Malgré les recommandations du Conseil d’administration pour améliorer les conditions de vie et de travail du personnel de la SGI-TOGO, son directeur général ne semble pas bouger d’un iota. Dans les couloirs de la société, le manque de motivation est évident. Pas de promotion des employés en dix ans, flou autour du processus de recrutement des contractuels et stagiaires, etc. « Il lui a été soumis un plan de promotion des employés par le Conseil d’Administration. Jusque-là, rien. », déclare une source qui n’a pas voulu que son nom soit cité. « Avant, nous n’avions pas ce problème. Sous la direction générale d’Ingrid Awadé, tout allait bien. Elle était rigoureuse et prenait bien soin de nous. Nous ne nous plaignions pas. Mais depuis l’arrivée de M. Assigbi, nous avons beaucoup de problèmes au niveau du personnel. Il y a actuellement un profond malaise. Cela déteint sur le travail que nous faisons actuellement. Les gens manquent de motivation », renchérit une autre source.

Toutes nos tentatives pour joindre le directeur général de la SGI-TOGO sont restées vaines, l’intéressé étant en déplacement.

Le Conseil d’Administration sollicité

Présidé par Ingrid Awadé, rigoureuse et connue pour ses résultats salutaires comme directrice générale de la SGI-TOGO dans un passé récent, le Conseil d’Administration de la société est appelé à la rescousse pour redresser la barre. Sur le marché de l’emprunt obligataire, beaucoup ne comprennent pas pourquoi en dix ans, le directeur général Assigbi, n’a pu réussir qu’un seul.

En ce qui concerne le personnel, la gestion chaotique oblige le Conseil d’Administration à dépoussiérer les recommandations relatives à l’amélioration de leurs conditions de vie et de travail.
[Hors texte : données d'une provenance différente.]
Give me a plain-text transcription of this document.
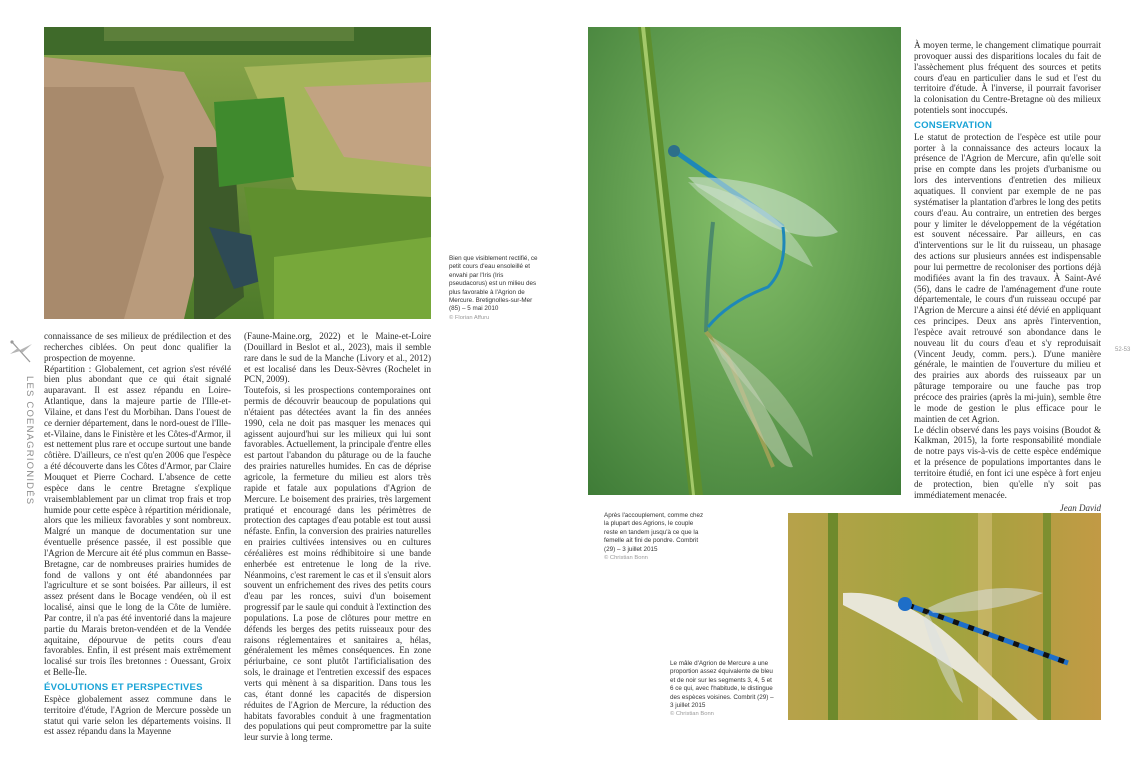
Bien que visiblement rectifié, ce petit cours d'eau ensoleillé et envahi par l'Iris (Iris pseudacorus) est un milieu des plus favorable à l'Agrion de Mercure. Bretignolles-sur-Mer (85) – 5 mai 2010
© Florian Affuru
LES COENAGRIONIDÉS

connaissance de ses milieux de prédilection et des recherches ciblées. On peut donc qualifier la prospection de moyenne.

Répartition : Globalement, cet agrion s'est révélé bien plus abondant que ce qui était signalé auparavant. Il est assez répandu en Loire-Atlantique, dans la majeure partie de l'Ille-et-Vilaine, et dans l'est du Morbihan. Dans l'ouest de ce dernier département, dans le nord-ouest de l'Ille-et-Vilaine, dans le Finistère et les Côtes-d'Armor, il est nettement plus rare et occupe surtout une bande côtière. D'ailleurs, ce n'est qu'en 2006 que l'espèce a été découverte dans les Côtes d'Armor, par Claire Mouquet et Pierre Cochard. L'absence de cette espèce dans le centre Bretagne s'explique vraisemblablement par un climat trop frais et trop humide pour cette espèce à répartition méridionale, alors que les milieux favorables y sont nombreux. Malgré un manque de documentation sur une éventuelle présence passée, il est possible que l'Agrion de Mercure ait été plus commun en Basse-Bretagne, car de nombreuses prairies humides de fond de vallons y ont été abandonnées par l'agriculture et se sont boisées. Par ailleurs, il est assez présent dans le Bocage vendéen, où il est localisé, ainsi que le long de la Côte de lumière. Par contre, il n'a pas été inventorié dans la majeure partie du Marais breton-vendéen et de la Vendée aquitaine, dépourvue de petits cours d'eau favorables. Enfin, il est présent mais extrêmement localisé sur trois îles bretonnes : Ouessant, Groix et Belle-Île.

ÉVOLUTIONS ET PERSPECTIVES

Espèce globalement assez commune dans le territoire d'étude, l'Agrion de Mercure possède un statut qui varie selon les départements voisins. Il est assez répandu dans la Mayenne

(Faune-Maine.org, 2022) et le Maine-et-Loire (Douillard in Beslot et al., 2023), mais il semble rare dans le sud de la Manche (Livory et al., 2012) et est localisé dans les Deux-Sèvres (Rochelet in PCN, 2009).

Toutefois, si les prospections contemporaines ont permis de découvrir beaucoup de populations qui n'étaient pas détectées avant la fin des années 1990, cela ne doit pas masquer les menaces qui agissent aujourd'hui sur les milieux qui lui sont favorables. Actuellement, la principale d'entre elles est partout l'abandon du pâturage ou de la fauche des prairies naturelles humides. En cas de déprise agricole, la fermeture du milieu est alors très rapide et fatale aux populations d'Agrion de Mercure. Le boisement des prairies, très largement pratiqué et encouragé dans les périmètres de protection des captages d'eau potable est tout aussi néfaste. Enfin, la conversion des prairies naturelles en prairies cultivées intensives ou en cultures céréalières est moins rédhibitoire si une bande enherbée est entretenue le long de la rive. Néanmoins, c'est rarement le cas et il s'ensuit alors souvent un enfrichement des rives des petits cours d'eau par les ronces, suivi d'un boisement progressif par le saule qui conduit à l'extinction des populations. La pose de clôtures pour mettre en défends les berges des petits ruisseaux pour des raisons réglementaires et sanitaires a, hélas, généralement les mêmes conséquences. En zone périurbaine, ce sont plutôt l'artificialisation des sols, le drainage et l'entretien excessif des espaces verts qui mènent à sa disparition. Dans tous les cas, étant donné les capacités de dispersion réduites de l'Agrion de Mercure, la réduction des habitats favorables conduit à une fragmentation des populations qui peut compromettre par la suite leur survie à long terme.

Après l'accouplement, comme chez la plupart des Agrions, le couple reste en tandem jusqu'à ce que la femelle ait fini de pondre. Combrit (29) – 3 juillet 2015
© Christian Bonn
Le mâle d'Agrion de Mercure a une proportion assez équivalente de bleu et de noir sur les segments 3, 4, 5 et 6 ce qui, avec l'habitude, le distingue des espèces voisines. Combrit (29) – 3 juillet 2015
© Christian Bonn

À moyen terme, le changement climatique pourrait provoquer aussi des disparitions locales du fait de l'assèchement plus fréquent des sources et petits cours d'eau en particulier dans le sud et l'est du territoire d'étude. À l'inverse, il pourrait favoriser la colonisation du Centre-Bretagne où des milieux potentiels sont inoccupés.

CONSERVATION

Le statut de protection de l'espèce est utile pour porter à la connaissance des acteurs locaux la présence de l'Agrion de Mercure, afin qu'elle soit prise en compte dans les projets d'urbanisme ou lors des interventions d'entretien des milieux aquatiques. Il convient par exemple de ne pas systématiser la plantation d'arbres le long des petits cours d'eau. Au contraire, un entretien des berges pour y limiter le développement de la végétation est souvent nécessaire. Par ailleurs, en cas d'interventions sur le lit du ruisseau, un phasage des actions sur plusieurs années est indispensable pour lui permettre de recoloniser des portions déjà modifiées avant la fin des travaux. À Saint-Avé (56), dans le cadre de l'aménagement d'une route départementale, le cours d'un ruisseau occupé par l'Agrion de Mercure a ainsi été dévié en appliquant ces principes. Deux ans après l'intervention, l'espèce avait retrouvé son abondance dans le nouveau lit du cours d'eau et s'y reproduisait (Vincent Jeudy, comm. pers.). D'une manière générale, le maintien de l'ouverture du milieu et des prairies aux abords des ruisseaux par un pâturage temporaire ou une fauche pas trop précoce des prairies (après la mi-juin), semble être le mode de gestion le plus efficace pour le maintien de cet Agrion.

Le déclin observé dans les pays voisins (Boudot & Kalkman, 2015), la forte responsabilité mondiale de notre pays vis-à-vis de cette espèce endémique et la présence de populations importantes dans le territoire étudié, en font ici une espèce à fort enjeu de protection, bien qu'elle n'y soit pas immédiatement menacée.

Jean David
52-53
Créée le 4 décembre 1996, la Société de Gestion et d’Intermédiation du Togo (SGI-TOGO) a démarré ses activités en 1998. C’est une société anonyme au capital social de 1 680 000 000 (un milliard six cent quatre-vingt millions) F CFA agréée par le Conseil Régional de l’Epargne Publique et des Marchés Financiers (CREPMF) de l’Union Economique et Monétaire Ouest Africaine (UEMOA) sous le N° 0143 le 15 décembre 1997. Membre de la Bourse Régionale des Valeurs Mobilières (BRVM), la SGI-TOGO est une société de bourse de place dont l’actionnariat est composé de banques, de compagnies d’assurances et de réassurances, d’établissements financiers ainsi que de divers opérateurs économiques privés du Togo.

La SGI-TOGO a pour mission l’intermédiation entre les capacités de financement et les besoins en financement en vue du développement économique et l’accroissement de la richesse des actionnaires des entreprises, celle des investisseurs particuliers et institutionnels ainsi que toutes les autres parties prenantes.